La abuela cumple ochenta años - Isabel Marina





Aquella iba a ser una noche muy especial. Mi abuela Edelmira cumplía ochenta años el día de nochebuena. Mis padres y mis tíos Carlos, Matilde y Eusebio esperaban para entrar al salón, en el que lucía un enorme árbol de Navidad. Sólo faltaba Mario, mi tío más joven, que con sólo veinticinco años estaba en una clínica de rehabilitación desde hacía dos, tratando de superar su adicción a las drogas. Os preguntaréis cómo era posible que Mario fuera hijo de Edelmira, una anciana. La respuesta es que no era hijo biológico, sino adoptado por mi abuela cuando ya se había quedado viuda.
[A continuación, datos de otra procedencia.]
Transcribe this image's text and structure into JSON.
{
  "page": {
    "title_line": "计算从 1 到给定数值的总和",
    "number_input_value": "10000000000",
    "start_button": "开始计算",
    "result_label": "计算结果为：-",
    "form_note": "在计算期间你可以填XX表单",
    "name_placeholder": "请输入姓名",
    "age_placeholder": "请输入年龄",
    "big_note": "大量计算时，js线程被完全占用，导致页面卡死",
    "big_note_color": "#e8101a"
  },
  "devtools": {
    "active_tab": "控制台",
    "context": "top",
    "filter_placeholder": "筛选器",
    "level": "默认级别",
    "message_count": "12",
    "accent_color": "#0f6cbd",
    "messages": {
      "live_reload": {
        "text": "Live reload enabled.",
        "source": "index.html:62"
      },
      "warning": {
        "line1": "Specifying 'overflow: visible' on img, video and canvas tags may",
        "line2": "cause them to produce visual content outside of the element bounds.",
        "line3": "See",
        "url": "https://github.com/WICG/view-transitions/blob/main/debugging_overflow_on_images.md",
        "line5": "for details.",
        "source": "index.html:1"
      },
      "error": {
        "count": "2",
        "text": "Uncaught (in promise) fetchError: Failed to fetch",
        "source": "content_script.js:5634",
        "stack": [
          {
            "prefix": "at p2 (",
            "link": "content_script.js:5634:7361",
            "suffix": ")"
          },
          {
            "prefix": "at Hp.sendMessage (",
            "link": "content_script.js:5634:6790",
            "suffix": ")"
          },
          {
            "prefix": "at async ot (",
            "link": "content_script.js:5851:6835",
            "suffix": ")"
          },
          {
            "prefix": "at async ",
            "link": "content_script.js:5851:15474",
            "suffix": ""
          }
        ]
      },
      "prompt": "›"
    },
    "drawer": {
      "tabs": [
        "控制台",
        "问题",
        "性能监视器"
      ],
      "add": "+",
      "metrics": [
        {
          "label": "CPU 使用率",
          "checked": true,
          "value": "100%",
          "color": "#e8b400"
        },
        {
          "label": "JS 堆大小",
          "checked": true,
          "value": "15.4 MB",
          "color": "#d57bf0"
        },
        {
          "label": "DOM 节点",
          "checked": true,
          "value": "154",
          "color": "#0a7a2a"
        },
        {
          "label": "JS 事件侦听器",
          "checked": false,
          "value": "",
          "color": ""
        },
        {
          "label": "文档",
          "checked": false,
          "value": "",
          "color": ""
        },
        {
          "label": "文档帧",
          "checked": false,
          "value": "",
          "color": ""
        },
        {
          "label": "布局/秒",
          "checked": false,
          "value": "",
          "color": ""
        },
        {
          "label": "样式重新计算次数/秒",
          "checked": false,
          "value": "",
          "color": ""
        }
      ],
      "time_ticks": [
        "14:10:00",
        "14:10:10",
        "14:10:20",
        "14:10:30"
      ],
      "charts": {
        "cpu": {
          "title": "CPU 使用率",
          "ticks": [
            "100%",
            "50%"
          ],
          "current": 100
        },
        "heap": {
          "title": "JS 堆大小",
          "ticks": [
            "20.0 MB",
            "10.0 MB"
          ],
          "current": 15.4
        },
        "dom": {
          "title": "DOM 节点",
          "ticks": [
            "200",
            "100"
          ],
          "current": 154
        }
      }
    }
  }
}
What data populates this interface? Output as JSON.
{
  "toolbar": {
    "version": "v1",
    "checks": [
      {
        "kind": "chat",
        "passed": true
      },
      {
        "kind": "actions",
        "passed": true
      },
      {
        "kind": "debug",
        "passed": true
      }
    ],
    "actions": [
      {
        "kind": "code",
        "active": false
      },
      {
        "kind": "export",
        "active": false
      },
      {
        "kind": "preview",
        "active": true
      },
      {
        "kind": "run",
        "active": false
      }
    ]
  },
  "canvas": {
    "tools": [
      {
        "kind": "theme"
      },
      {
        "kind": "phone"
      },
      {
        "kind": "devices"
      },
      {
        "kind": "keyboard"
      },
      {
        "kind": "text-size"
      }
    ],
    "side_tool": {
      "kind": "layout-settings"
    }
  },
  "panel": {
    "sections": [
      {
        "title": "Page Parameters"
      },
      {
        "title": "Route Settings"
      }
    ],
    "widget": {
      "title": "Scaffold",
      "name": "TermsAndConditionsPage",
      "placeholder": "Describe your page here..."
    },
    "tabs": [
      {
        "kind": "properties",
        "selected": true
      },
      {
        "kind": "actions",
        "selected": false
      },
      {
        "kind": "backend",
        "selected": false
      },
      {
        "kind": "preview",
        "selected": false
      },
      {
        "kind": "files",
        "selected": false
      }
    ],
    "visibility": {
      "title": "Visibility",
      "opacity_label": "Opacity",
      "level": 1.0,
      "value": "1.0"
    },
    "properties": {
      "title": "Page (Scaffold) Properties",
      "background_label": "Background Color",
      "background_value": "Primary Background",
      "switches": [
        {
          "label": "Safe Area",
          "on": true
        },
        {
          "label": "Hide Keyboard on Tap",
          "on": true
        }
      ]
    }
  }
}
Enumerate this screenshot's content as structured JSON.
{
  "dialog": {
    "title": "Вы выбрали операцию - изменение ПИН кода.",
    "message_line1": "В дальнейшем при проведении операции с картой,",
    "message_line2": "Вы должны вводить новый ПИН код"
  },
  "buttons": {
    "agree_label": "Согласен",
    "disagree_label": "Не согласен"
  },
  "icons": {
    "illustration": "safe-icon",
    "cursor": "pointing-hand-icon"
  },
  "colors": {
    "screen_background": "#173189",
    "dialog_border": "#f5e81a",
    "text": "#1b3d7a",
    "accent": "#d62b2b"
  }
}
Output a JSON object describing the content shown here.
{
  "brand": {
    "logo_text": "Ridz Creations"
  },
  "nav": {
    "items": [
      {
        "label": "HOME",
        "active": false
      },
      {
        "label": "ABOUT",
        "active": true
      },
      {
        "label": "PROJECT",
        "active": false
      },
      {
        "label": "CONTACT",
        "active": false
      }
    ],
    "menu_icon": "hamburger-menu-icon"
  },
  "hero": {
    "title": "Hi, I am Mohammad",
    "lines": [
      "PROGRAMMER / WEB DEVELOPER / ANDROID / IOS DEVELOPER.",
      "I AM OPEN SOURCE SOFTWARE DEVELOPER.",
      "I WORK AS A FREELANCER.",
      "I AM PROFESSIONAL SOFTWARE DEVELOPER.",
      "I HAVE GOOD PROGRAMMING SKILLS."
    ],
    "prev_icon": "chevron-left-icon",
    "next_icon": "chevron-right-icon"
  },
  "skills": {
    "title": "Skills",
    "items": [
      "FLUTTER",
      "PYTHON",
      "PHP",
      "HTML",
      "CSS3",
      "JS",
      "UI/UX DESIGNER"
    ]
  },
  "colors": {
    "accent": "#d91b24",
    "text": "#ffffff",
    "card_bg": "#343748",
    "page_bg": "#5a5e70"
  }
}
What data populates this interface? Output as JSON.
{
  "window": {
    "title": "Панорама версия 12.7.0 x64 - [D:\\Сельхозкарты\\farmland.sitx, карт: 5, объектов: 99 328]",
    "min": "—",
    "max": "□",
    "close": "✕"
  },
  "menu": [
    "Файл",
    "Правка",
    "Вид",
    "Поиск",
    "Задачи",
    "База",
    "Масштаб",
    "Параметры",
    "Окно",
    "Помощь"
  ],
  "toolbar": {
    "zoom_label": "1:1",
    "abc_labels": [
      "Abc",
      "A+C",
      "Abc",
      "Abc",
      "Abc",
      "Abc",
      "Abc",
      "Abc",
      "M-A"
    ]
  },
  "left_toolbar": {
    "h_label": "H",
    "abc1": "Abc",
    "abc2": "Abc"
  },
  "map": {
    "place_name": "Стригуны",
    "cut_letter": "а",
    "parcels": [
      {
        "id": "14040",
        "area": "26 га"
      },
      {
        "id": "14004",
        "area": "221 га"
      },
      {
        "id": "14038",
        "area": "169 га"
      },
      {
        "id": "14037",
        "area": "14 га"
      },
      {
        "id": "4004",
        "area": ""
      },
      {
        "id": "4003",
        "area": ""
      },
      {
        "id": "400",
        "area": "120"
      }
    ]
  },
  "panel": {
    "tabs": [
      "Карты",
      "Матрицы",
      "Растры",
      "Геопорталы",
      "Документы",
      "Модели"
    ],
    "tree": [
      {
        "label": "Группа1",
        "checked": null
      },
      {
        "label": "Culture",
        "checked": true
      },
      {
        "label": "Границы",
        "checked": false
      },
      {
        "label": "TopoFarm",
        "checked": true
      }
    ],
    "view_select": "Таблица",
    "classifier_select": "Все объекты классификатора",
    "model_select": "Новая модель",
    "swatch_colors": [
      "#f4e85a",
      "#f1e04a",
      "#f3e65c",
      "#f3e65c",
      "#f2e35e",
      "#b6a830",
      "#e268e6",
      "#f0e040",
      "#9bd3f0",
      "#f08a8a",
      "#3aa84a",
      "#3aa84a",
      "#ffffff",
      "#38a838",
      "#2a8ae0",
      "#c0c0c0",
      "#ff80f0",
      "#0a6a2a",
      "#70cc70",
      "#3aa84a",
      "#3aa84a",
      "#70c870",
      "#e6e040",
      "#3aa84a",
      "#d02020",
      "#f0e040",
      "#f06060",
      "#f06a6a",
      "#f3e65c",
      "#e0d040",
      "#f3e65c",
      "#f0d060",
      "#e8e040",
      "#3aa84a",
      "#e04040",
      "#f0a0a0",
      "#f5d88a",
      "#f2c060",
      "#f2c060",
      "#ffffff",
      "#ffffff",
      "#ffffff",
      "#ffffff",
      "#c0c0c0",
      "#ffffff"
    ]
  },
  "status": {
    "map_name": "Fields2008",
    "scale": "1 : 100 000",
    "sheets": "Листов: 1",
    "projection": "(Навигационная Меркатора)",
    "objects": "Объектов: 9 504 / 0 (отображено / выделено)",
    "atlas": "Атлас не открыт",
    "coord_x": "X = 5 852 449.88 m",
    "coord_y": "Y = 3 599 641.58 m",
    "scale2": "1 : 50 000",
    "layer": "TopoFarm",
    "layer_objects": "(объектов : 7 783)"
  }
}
La noche, como digo, se presentaba bien. A mis dieciocho años, yo me daba cuenta de bastantes cosas. En las conversaciones anteriores entre mis tíos y mis padres, había comprendido que ellos tenían muchas expectativas respecto a esa nochebuena. Tradicionalmente, cuando el dueño de la empresa bodeguera familiar cumplía ochenta años cedía la propiedad de la empresa a sus hijos. Y mi abuela Edelmira era, desde la muerte de mi abuelo Paco, la dueña de la empresa, una empresaria muy activa, que pedía constantemente información sobre cómo iba todo y no sólo a sus hijos, los jefes, por así decirlo, de la bodega, sino a los propios trabajadores, a los agricultores, a los operarios, al capataz Marcelino, que se desvivía por la empresa como si fuera suya. No en vano trabajaba en ella desde los catorce años. Gracias a Marcelino y a los trabajadores, mi abuela se había enterado de las desavenencias existentes entre mi padre y sus tíos, de las discusiones a voces que se escuchaban aunque las puertas de los despachos estuvieran cerradas.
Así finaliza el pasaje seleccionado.